We also saw an up-regulation of the Fe/S biogenesis protein, nfuA. In E. coli, nfuA is required for maturing Fe/S proteins under oxidative stress and iron starvation [59]. Overall, observations from studies involving E. coli and other bacteria seem to point towards a general role for the ubiquitous bacterial protein nfuA in Fe/S protein folding under stress conditions [59].

Some of the up-regulated genes of the microarray were not directly related to iron-homeostasis, but were situated next to known or putative iron regulators and displayed similar expression ratios.

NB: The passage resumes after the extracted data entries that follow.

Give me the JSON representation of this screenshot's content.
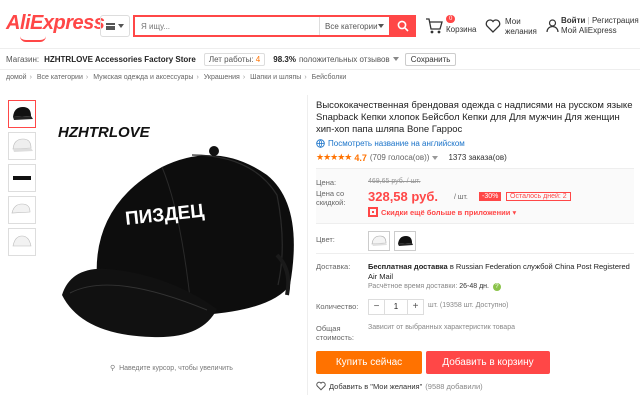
{
  "header": {
    "logo": "AliExpress",
    "search_placeholder": "Я ищу...",
    "search_category": "Все категории",
    "cart_count": "0",
    "cart_label": "Корзина",
    "wishlist_label": "Мои желания",
    "login_label": "Войти",
    "register_label": "Регистрация",
    "account_label": "Мой AliExpress"
  },
  "store": {
    "prefix": "Магазин:",
    "name": "HZHTRLOVE Accessories Factory Store",
    "years_label": "Лет работы:",
    "years_value": "4",
    "rating_value": "98.3%",
    "rating_label": "положительных отзывов",
    "save_label": "Сохранить"
  },
  "breadcrumb": [
    "домой",
    "Все категории",
    "Мужская одежда и аксессуары",
    "Украшения",
    "Шапки и шляпы",
    "Бейсболки"
  ],
  "gallery": {
    "brand_text": "HZHTRLOVE",
    "cap_text": "ПИЗДЕЦ",
    "zoom_hint": "Наведите курсор, чтобы увеличить"
  },
  "product": {
    "title": "Высококачественная брендовая одежда с надписями на русском языке Snapback Кепки хлопок Бейсбол Кепки для Для мужчин Для женщин хип-хоп папа шляпа Bone Гаррос",
    "translate_link": "Посмотреть название на английском",
    "stars": "★★★★★",
    "rating": "4.7",
    "votes": "(709 голоса(ов))",
    "orders": "1373 заказа(ов)"
  },
  "price": {
    "price_label": "Цена:",
    "old_price": "469,65 руб. / шт.",
    "discount_price_label_1": "Цена со",
    "discount_price_label_2": "скидкой:",
    "new_price": "328,58 руб.",
    "per_unit": "/ шт.",
    "discount": "-30%",
    "days_left": "Осталось дней: 2",
    "app_promo": "Скидки ещё больше в приложении"
  },
  "color": {
    "label": "Цвет:"
  },
  "shipping": {
    "label": "Доставка:",
    "main_bold": "Бесплатная доставка",
    "main_rest": "в Russian Federation службой China Post Registered Air Mail",
    "time_label": "Расчётное время доставки:",
    "time_value": "26-48 дн."
  },
  "quantity": {
    "label": "Количество:",
    "minus": "−",
    "value": "1",
    "plus": "+",
    "note": "шт. (19358 шт. Доступно)"
  },
  "total": {
    "label_1": "Общая",
    "label_2": "стоимость:",
    "value": "Зависит от выбранных характеристик товара"
  },
  "actions": {
    "buy_now": "Купить сейчас",
    "add_to_cart": "Добавить в корзину",
    "wishlist_add": "Добавить в \"Мои желания\"",
    "wishlist_count": "(9588 добавили)"
  },
  "colors": {
    "brand_red": "#ff4747",
    "orange": "#ff7200",
    "link_blue": "#1a73c9"
  }
}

The position and the seeming co-regulation of these ORFs indicate some indirect involvement in iron homeostasis. For example, three loci immediately downstream of the tbpA1 gene, APL_1566 to APL_1564, were all transcribed in the same direction and up-regulated to a similar extend as the tbpBA genes (Table 1). The xylB1 gene (APL_1564), encoding pentolose and hexulose kinase, was also up-regulated in A. pleuropneumoniae serotype 1 and M. haemolytica under iron-deprivation [26,29].

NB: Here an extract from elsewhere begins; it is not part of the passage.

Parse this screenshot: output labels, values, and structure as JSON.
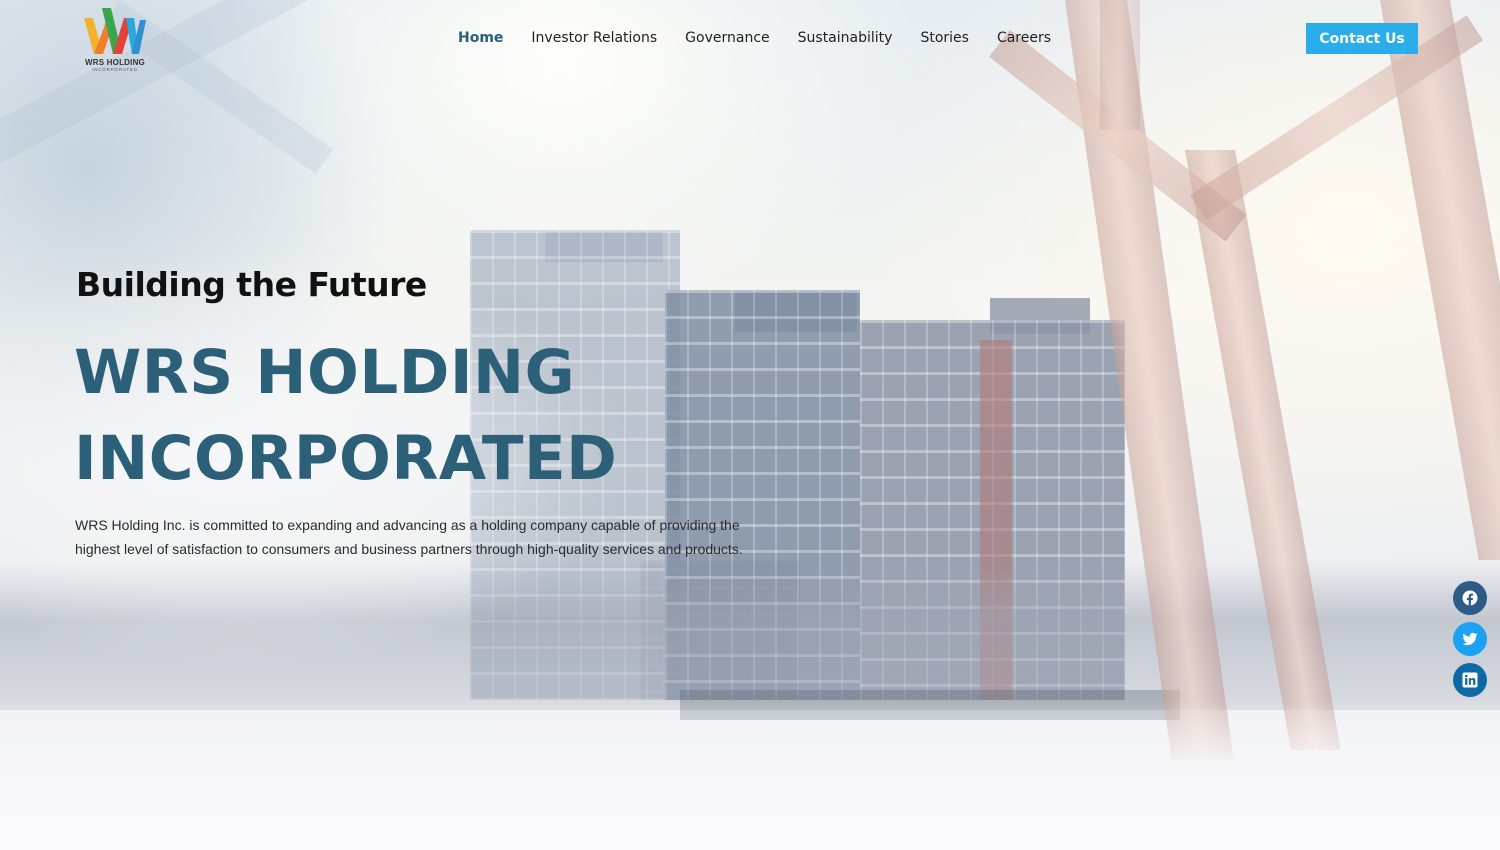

The fumerate and nitrate reduction regulator (FNR) homologue, hlyX has a global regulatory role in A. pleuropneumoniae where it induces the expression of genes involved in anaerobic metabolism and simultaneously represses genes involved in aerobic metabolism [46]. Also the expression of the iron acquisition-associated genes, frpB, the tonB1 and tonB2, and the newly described putative hpuB cluster were found to be positively regulated by hlyX under anaerobic conditions [46]. In this and previous studies of Pasteurellaceae [26,27], the gene regulations under iron restricted condition were not completely in accordance with the expected FNR regulation. In A. pleuropneumoniae and P. multocida, the hlyX gene was up-regulated while genes that are normally transcriptionally activated by hlyX were down-regulated (see below). HlyX is important but not essential to virulence and other not-yet-identified regulators may be involved in gene regulation under anaerobic conditions [60].

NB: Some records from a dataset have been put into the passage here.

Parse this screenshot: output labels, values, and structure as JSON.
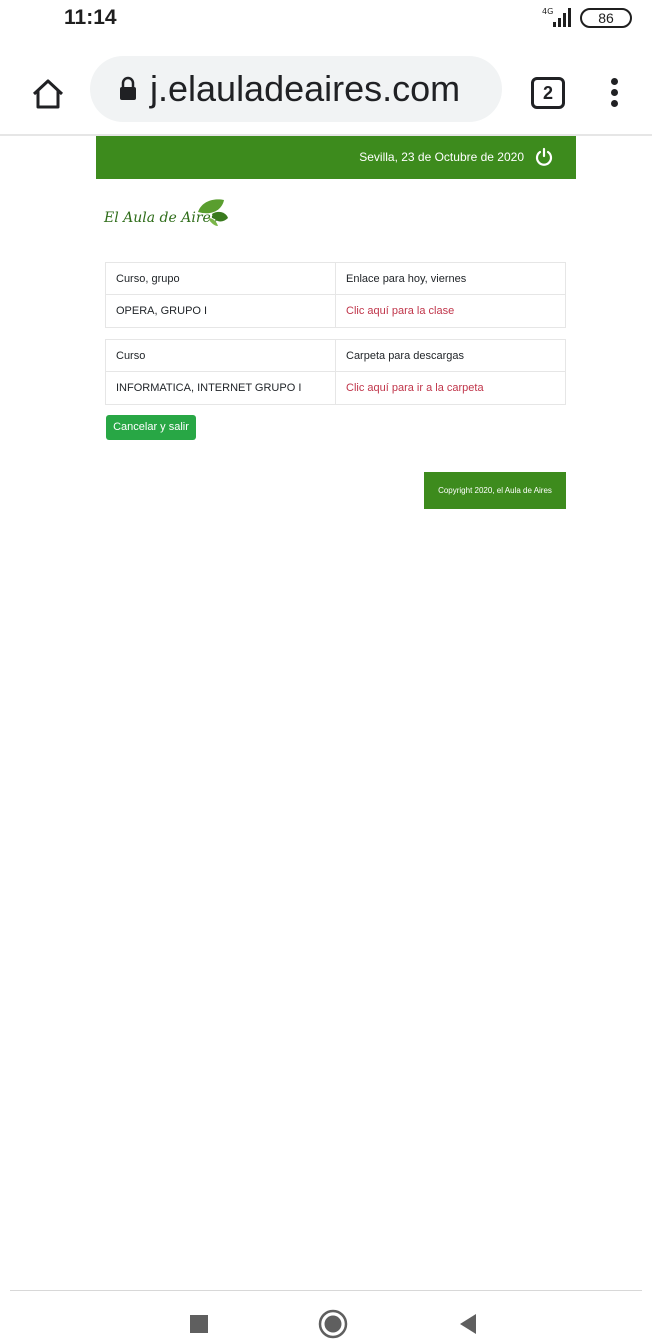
{
  "status": {
    "time": "11:14",
    "network": "4G",
    "battery": "86"
  },
  "browser": {
    "url": "j.elauladeaires.com",
    "tab_count": "2"
  },
  "header": {
    "date": "Sevilla, 23 de Octubre de 2020"
  },
  "logo": {
    "text": "El Aula de Aires"
  },
  "table1": {
    "headers": [
      "Curso, grupo",
      "Enlace para hoy, viernes"
    ],
    "rows": [
      [
        "OPERA, GRUPO I",
        "Clic aquí para la clase"
      ]
    ]
  },
  "table2": {
    "headers": [
      "Curso",
      "Carpeta para descargas"
    ],
    "rows": [
      [
        "INFORMATICA, INTERNET GRUPO I",
        "Clic aquí para ir a la carpeta"
      ]
    ]
  },
  "actions": {
    "cancel_label": "Cancelar y salir"
  },
  "footer": {
    "text": "Copyright 2020, el Aula de Aires"
  },
  "colors": {
    "brand_green": "#3d8b1d",
    "button_green": "#28a745",
    "link_red": "#c0354a"
  }
}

Genes down-regulated under iron restriction

In agreement with observations in A. pleuropneumoniae serotype 1, P. multocida, and M. haemolytica [26,27,29], more than half of the 67 down-regulated genes under iron shortage belonged to the COG group "energy production and conversion". The repressed genes were the main cellular iron consumers, mostly genes coding for metabolic enzymes dependent on Fe-S clusters or other iron cofactors e.g. hydroxylamine reductase, cytochrome c peroxidase, and the fumerate reductase operon (Table 2). As for deducting any hypothesis regarding difference in virulence among serotypes, the genes which displayed significant serotype related down-regulation in response to iron limitation were not very useful (genes marked with a number sign in Table 2). For all the 9 genes, a low virulent (serotype 3) and a high virulent (serotype 5) serotype seemed to be the least repressed.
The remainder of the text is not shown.